Do yourself a favour, and begin the day with a nourishing breakfast. There’s enough research out there to support how important this meal is.
Make nutritious choices
Choose nutritious breakfast options. These could be high protein dishes like eggs, along with fibre rich foods like porridge or Indian specialties like basin cheelas. A plateful of protein, healthy fats, fibre and antioxidants boosts immunity, and provides a source of lasting energy.
Avoid the starch
Now you may not want to hear this, but biting into that croissant or donut is no good for you. Sure, they taste delicious, but guess what? Such foods will spike your blood sugar, and raise your bad cholesterol. Any energy you gain from sugary foods is short-lived.
So get creative, and get cooking. Try out these yummy breakfast ideas:
#1 Superfood smoothie
If you are a sleeper like me, this power packed smoothie will serve as a great-to-go breakfast, guaranteed to give you instant energy.
- 1 cup frozen berries ¼ cup oats
- ½ cup almond milk (regular milk or water)
Blend the ingredients and add more milk to adjust the consistency, based on your own taste. If you throw in some spinach or kale, this smoothie serves as a wholesome lunch.
#2 Cinnamon and raisin oatmeal
This recipe is good for the heart, since it’s packed with soluble fibres that help lower blood cholesterol and sugar levels.

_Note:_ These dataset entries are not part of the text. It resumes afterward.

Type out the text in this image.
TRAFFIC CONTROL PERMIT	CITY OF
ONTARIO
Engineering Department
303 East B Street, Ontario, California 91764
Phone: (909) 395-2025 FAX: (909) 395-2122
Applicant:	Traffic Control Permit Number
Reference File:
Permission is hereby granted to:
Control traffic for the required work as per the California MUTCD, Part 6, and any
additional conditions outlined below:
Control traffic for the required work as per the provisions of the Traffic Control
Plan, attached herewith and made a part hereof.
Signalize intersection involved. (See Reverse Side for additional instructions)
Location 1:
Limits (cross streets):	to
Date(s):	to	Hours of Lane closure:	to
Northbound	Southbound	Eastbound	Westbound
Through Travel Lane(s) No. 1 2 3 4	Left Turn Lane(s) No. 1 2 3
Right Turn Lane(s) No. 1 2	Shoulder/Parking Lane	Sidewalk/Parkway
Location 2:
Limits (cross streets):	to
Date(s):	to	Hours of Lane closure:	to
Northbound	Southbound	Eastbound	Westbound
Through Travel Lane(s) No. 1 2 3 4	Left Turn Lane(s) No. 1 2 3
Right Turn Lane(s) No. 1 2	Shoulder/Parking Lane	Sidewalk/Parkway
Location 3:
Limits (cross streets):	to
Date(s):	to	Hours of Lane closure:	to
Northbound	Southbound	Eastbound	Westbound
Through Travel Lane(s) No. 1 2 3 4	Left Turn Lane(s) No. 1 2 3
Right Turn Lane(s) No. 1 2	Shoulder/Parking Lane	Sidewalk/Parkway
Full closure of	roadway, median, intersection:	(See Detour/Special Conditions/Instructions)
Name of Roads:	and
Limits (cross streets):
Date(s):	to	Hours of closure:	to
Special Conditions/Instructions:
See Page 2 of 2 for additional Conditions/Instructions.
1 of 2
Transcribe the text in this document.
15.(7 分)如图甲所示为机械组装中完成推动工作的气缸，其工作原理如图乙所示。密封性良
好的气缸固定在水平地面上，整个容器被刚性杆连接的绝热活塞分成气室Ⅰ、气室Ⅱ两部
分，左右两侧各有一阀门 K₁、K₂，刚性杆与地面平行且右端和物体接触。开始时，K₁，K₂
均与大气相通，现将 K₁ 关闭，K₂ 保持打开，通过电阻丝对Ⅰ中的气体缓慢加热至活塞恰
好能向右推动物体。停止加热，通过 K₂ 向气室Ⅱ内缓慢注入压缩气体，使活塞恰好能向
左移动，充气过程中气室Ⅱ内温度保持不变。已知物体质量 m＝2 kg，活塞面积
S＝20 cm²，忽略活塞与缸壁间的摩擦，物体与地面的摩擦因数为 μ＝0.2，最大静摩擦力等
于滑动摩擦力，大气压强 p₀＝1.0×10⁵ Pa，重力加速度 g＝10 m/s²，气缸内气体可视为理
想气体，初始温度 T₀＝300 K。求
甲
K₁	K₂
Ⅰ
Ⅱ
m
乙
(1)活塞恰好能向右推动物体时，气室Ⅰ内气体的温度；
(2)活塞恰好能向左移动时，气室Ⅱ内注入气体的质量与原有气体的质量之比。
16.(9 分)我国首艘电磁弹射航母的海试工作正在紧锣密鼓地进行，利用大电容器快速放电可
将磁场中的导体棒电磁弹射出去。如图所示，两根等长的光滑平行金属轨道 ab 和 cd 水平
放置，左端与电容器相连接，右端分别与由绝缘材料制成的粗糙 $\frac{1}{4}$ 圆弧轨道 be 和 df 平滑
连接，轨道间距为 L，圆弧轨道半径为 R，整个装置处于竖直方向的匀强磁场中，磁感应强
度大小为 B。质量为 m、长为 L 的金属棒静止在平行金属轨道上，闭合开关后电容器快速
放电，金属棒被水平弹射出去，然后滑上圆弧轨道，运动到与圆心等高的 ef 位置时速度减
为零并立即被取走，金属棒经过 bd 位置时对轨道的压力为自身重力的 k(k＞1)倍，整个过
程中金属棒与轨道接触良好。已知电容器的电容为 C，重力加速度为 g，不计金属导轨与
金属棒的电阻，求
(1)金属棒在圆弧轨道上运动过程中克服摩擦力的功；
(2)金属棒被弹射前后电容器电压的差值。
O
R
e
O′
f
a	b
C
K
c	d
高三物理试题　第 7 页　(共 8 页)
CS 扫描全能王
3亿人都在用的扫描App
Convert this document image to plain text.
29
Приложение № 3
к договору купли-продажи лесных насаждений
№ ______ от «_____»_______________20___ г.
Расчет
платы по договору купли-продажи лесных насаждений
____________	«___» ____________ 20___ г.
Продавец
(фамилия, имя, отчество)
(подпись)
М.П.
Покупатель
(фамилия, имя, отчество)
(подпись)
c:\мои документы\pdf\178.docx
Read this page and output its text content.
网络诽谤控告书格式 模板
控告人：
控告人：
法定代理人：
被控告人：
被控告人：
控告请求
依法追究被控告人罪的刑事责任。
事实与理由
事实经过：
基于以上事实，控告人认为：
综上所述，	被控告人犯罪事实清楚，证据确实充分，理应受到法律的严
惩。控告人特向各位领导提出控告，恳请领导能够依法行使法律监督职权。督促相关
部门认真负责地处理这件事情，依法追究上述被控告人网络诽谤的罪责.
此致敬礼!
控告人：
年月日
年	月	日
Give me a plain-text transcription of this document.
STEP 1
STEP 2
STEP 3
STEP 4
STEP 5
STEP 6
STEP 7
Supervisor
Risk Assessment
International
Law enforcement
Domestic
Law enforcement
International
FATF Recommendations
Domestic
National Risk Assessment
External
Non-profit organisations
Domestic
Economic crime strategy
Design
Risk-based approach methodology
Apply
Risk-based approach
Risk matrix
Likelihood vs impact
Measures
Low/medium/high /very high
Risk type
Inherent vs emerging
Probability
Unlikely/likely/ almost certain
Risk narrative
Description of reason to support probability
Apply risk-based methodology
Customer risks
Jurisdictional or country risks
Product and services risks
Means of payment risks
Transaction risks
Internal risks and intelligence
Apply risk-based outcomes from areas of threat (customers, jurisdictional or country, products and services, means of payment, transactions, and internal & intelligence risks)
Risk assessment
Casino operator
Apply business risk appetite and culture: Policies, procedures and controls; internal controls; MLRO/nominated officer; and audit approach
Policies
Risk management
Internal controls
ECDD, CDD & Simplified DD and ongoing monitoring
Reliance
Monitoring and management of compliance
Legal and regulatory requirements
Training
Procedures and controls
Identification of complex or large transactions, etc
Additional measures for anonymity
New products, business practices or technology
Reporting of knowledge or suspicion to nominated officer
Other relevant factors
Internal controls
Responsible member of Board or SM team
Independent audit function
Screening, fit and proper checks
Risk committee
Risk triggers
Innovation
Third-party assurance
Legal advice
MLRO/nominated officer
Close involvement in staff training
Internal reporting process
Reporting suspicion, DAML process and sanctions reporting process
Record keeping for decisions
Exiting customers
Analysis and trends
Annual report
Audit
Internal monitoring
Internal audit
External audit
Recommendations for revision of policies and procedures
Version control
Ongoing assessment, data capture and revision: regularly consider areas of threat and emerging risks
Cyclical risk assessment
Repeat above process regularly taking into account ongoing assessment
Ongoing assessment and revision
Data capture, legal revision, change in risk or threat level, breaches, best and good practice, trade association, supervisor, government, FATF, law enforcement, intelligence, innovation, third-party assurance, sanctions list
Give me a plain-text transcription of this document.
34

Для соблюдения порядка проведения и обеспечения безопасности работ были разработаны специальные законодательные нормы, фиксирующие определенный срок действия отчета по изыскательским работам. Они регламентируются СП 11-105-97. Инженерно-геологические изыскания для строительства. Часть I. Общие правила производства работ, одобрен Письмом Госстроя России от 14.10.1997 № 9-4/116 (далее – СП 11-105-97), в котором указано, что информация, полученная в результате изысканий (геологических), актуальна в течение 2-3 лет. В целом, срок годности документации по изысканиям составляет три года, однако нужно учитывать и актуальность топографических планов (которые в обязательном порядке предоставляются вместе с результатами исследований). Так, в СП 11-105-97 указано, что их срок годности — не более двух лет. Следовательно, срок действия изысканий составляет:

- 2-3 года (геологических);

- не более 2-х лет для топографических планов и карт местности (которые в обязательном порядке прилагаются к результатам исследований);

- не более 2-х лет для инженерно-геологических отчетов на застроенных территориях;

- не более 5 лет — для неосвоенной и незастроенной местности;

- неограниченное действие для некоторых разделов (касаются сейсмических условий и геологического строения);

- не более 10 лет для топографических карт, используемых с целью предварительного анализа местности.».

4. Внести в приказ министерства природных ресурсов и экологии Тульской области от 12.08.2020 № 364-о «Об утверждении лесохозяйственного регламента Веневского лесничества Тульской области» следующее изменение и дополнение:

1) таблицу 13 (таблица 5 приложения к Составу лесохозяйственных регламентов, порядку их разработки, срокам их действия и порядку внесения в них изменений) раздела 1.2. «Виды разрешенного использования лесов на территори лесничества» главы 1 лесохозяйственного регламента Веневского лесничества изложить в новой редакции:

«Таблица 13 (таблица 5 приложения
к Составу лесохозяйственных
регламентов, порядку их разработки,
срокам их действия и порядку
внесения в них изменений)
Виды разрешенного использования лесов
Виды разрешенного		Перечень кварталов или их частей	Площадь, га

- ½ cup old fashioned oats
- 1 ½ cup water or milk
- 1 teaspoon cinnamon powder
- 1 tablespoon raisins
Combine all ingredients in a saucepan and bring to boil. Then turn off the heat, and let the mixture cook for 5 mins.
#3 Spinach & goat cheese omelette
This recipe is rich in phytochemicals, protein, calcium and iron.
- 2 eggs
- 1 cup spinach finely chopped
- tablespoon of goat cheese crumble Pepper
- 1 teaspoon olive oil
In a hot pan, saute spinach with olive oil and set it aside once cooked. On the side, beat the eggs. Then, spray some cooking oil on the pan, pour in the egg mixture and sprinkle some cheese and pepper. Once the cheese melts and eggs are partially cooked, add the spinach and fold the omelette.
#4 Two ingredients pancake
This recipe requires a banana and 2 Eggs! Yes you heard me, no flour, no milk, no kitchen mess!
- 1 ripe banana
- 2 eggs
- Cooking spray
- Optional: cinnamon, dark chocolate, chia seeds or fresh cut fruits for garnish.
Blend the banana and eggs. In a medium hot pan, spray some cooking oil and pour in the batter, in small batches. Then pour in the pancakes and cook for 40 seconds, before flipping and cooking for another 40 seconds. Serve with maple syrup, or garnish with fruit, chocolate, or other options.